Наша экипировка состояла из "черепахи" – сетчатой куртки, которая была усилена пластиком на плечах, в локтях и на спине, наколенников (по желанию) и шлема. Защитная куртка не требовала особых примерок и просто надевалась поверх обычной одежды, свитера или рубахи, поэтому переодевались студенты все и сразу, а вернее, по два-три человека, которые только и помещались в тесной прихожей. Случайно или намеренно, может быть, как-то подсознательно, но мне отчего-то удавалось так организоваться в очереди, что я почти всегда заходил следом за Лизой. Порой нас сопровождал ещё кто-нибудь из студентов, иногда сторож ел или отдыхал по соседству, но со временем у нас с Лизой сама собой сложилась приятная традиция. Быстро накинув "черепаху", а иногда вдобавок пристегнув наколенники, я снимал с верхних полок два шлема. На мгновение замирал в ожидании, пока Лиза расторопно заканчивала со своей экипировкой, и после этого почти торжественно вручал ей шлем, предназначенный для неё. Легко было узнать его среди прочих - единственно подходящий ей был яркого красного цвета.

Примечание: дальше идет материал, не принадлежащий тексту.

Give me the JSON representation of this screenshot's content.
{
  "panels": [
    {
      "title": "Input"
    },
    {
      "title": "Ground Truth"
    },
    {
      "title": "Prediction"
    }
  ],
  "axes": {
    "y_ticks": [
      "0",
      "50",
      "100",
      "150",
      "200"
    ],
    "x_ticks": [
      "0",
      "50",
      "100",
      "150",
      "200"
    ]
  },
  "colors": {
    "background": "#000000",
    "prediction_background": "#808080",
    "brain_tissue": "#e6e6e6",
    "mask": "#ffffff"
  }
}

Мы выходили на улицу, чтобы не задерживать очередь, если она оставалась. Я надевал балаклаву, постепенно приноровившись делать это так, чтобы после катания не выглядеть лохматым, и, не отрывая глаз, наблюдал за тем, как Лиза повязывает косынку. К балаклаве она пришла далеко не сразу. Её объемные волнистые волосы по плечи долго не могли договориться с хозяйкой, боясь даже предположить, какой эффект их ожидает после ношения столь тесного головного убора. Косынка же лёгкая и слегка надушенная, была намного понятнее женскому сердцу, давно вручившему ей эполеты доверия. Узорчатая ткань сноровисто надевалась, скрывая достояние головы. Чтобы проделать это движение, Лиза неизменно отворачивалась, чуть наклоняясь. Когда обряд был закончен, девушка незаметно для окружающих слегка кивала мне навстречу, и я так же скрытно одобрительно кивал в ответ. Едва наш ритуал завершался, как тут же начиналось занятие, перед которым мы надевали и застёгивали шлемы.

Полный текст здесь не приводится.